In fact, according to the article ‘Exactly How Many Calories You Should Eat at Lunch’ from Women’s Health Magazine in 2016, it’s stated that in fact, one’s diet should consist of a 750 calorie lunch. Please keep in mind that this is taking into consideration a diet set on losing weight, meaning the amount of calories an average individual could be even higher.

Whereas, according to the official Lake Travis menu, an average salad listed –The Vegetarian Salad– only provides 410 calories and, is priced at $5.00. Meaning that, in addition to a drink and a bag of chips, fruit, yogurt, etc, a lunch at the school cafeteria could average nearly $10.

To the ordinary student, these prices are just not worth the investment, meaning that, instead, one is going to purchase the choice that fits within their price range, such as the ‘Southwestern’ or ‘American’ options.

These foods, although in budget, serve virtually little to no nutritional value, and yet, hold nearly double the amount of calories than the salads served.
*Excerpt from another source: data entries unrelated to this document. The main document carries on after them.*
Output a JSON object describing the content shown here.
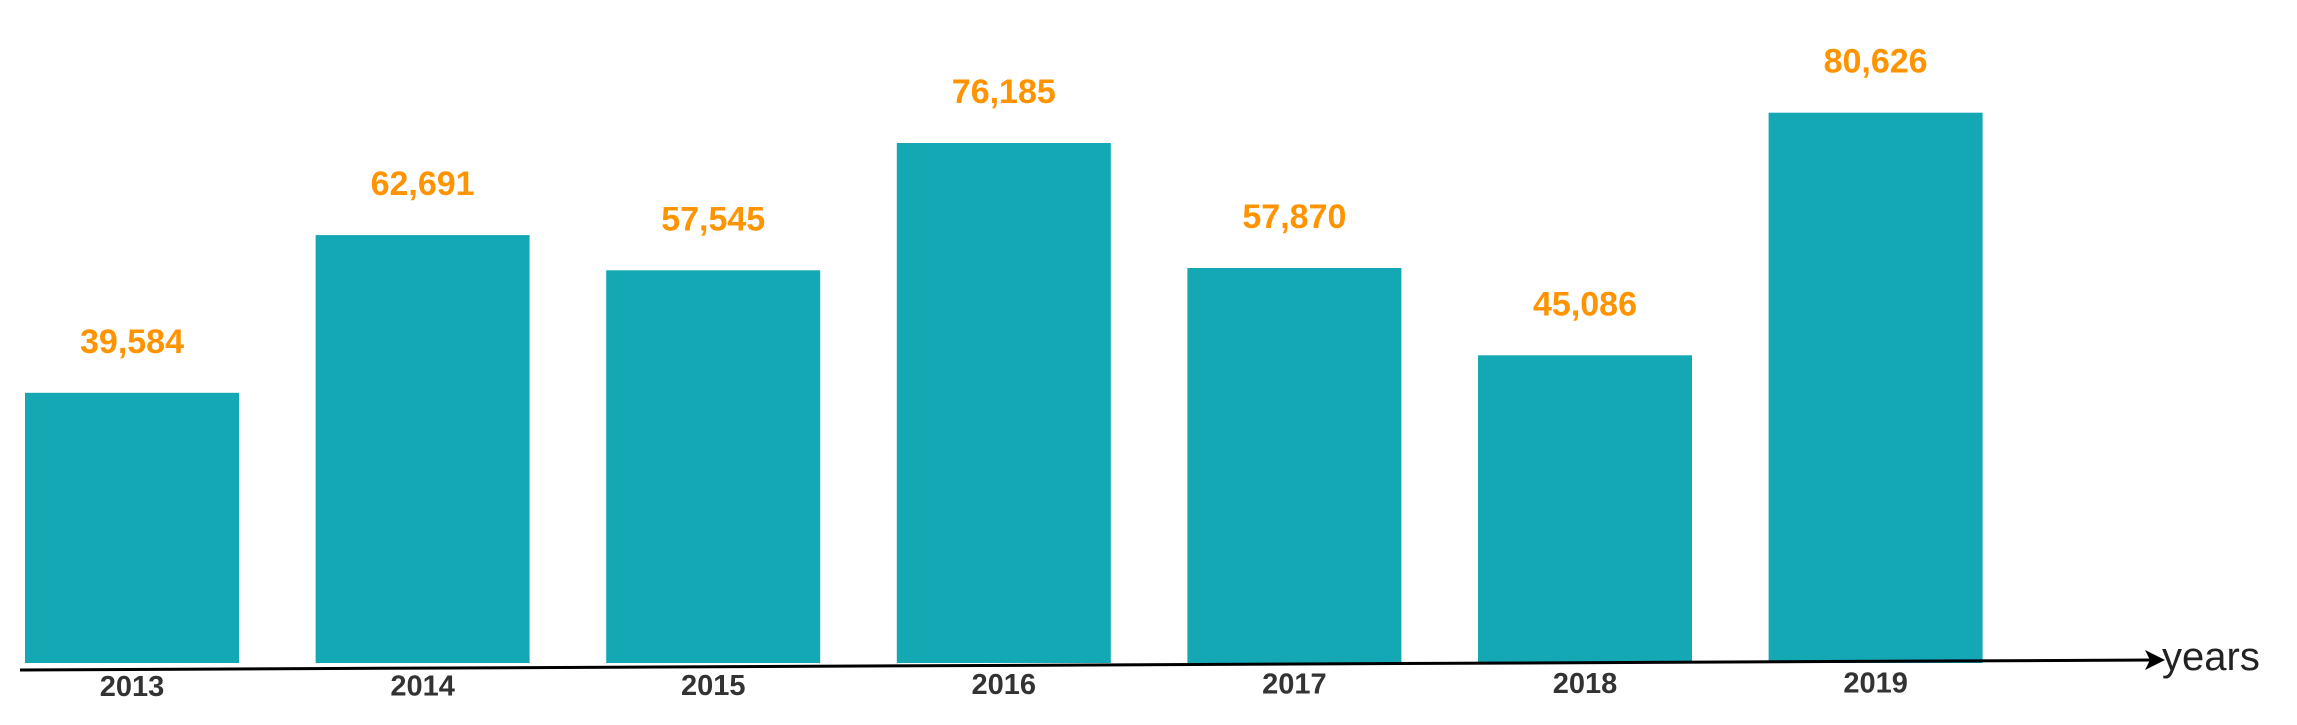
{
  "chart_data": {
    "type": "bar",
    "title": "",
    "xlabel": "years",
    "ylabel": "",
    "categories": [
      "2013",
      "2014",
      "2015",
      "2016",
      "2017",
      "2018",
      "2019"
    ],
    "values": [
      39584,
      62691,
      57545,
      76185,
      57870,
      45086,
      80626
    ],
    "value_labels": [
      "39,584",
      "62,691",
      "57,545",
      "76,185",
      "57,870",
      "45,086",
      "80,626"
    ],
    "ylim": [
      0,
      90000
    ],
    "grid": false,
    "legend": "none",
    "colors": {
      "bar": "#14A8B5",
      "value_label": "#FF9400",
      "axis": "#000000"
    }
  }
}
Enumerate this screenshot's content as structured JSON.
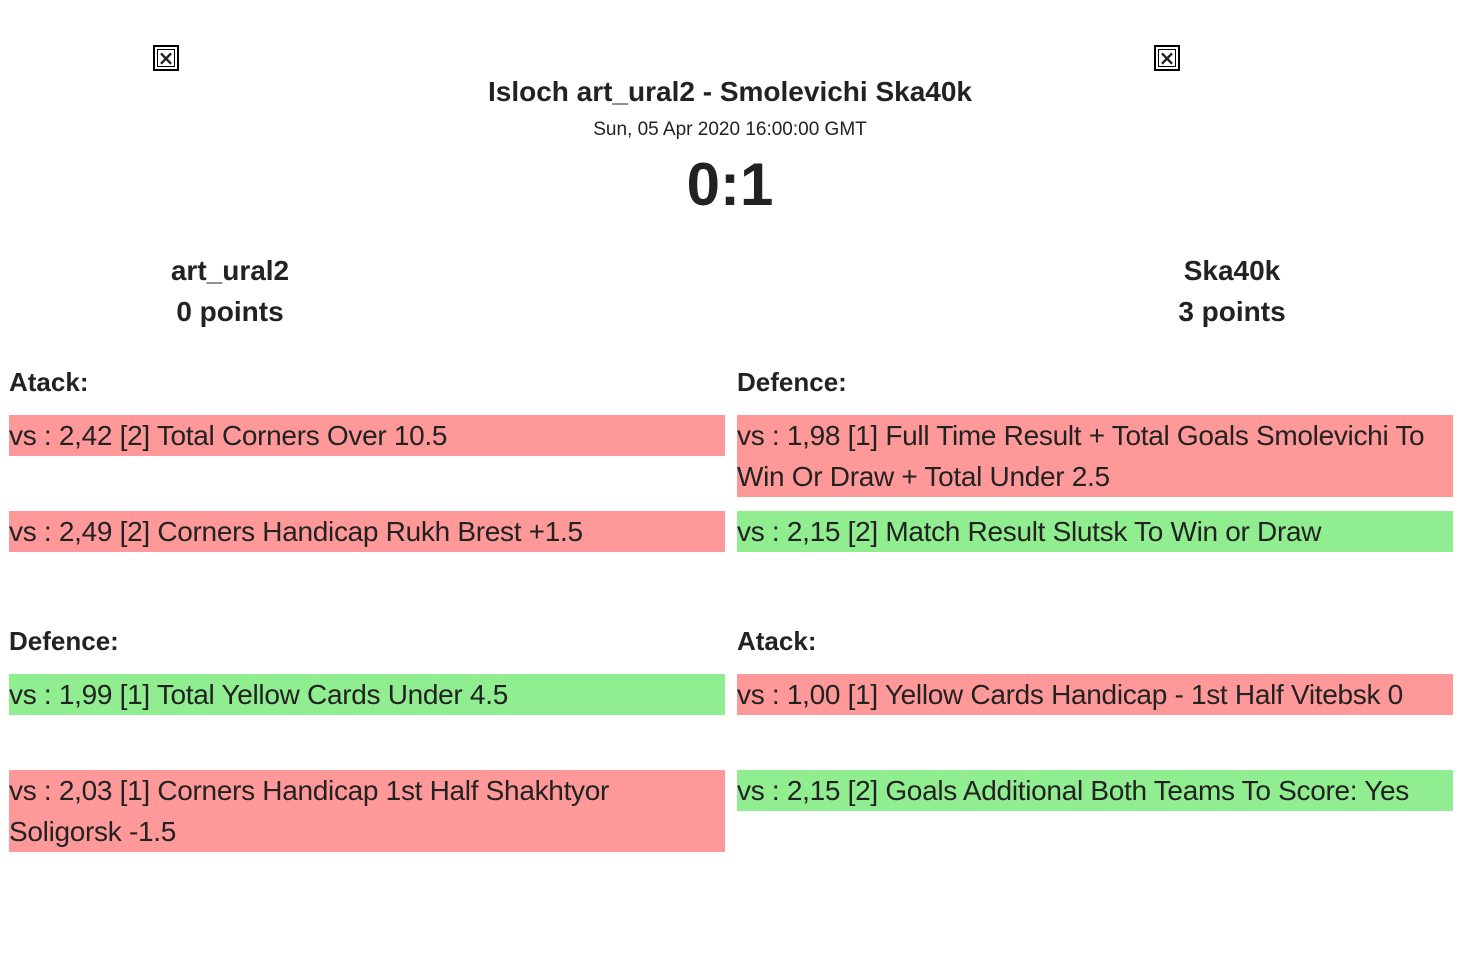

Meaning that, students find that these foods see more appeal in them.

In addition to this, it’s important to realize that those who are perhaps less privileged and come from families of a lower socioeconomic class are quite literally forced to resort these unhealthy alternatives due to an inability to pay for these items, and the reduced lunch program not covering them.

However, what’s most important to realize is that the existence of the school store, a place in which virtually every item is a dollar, is being used as a platform by students as an alternative to the expensive prices of the school cafeteria. Meaning that, in fact, a culture revolving around atrociously unhealthy food for lunch has developed.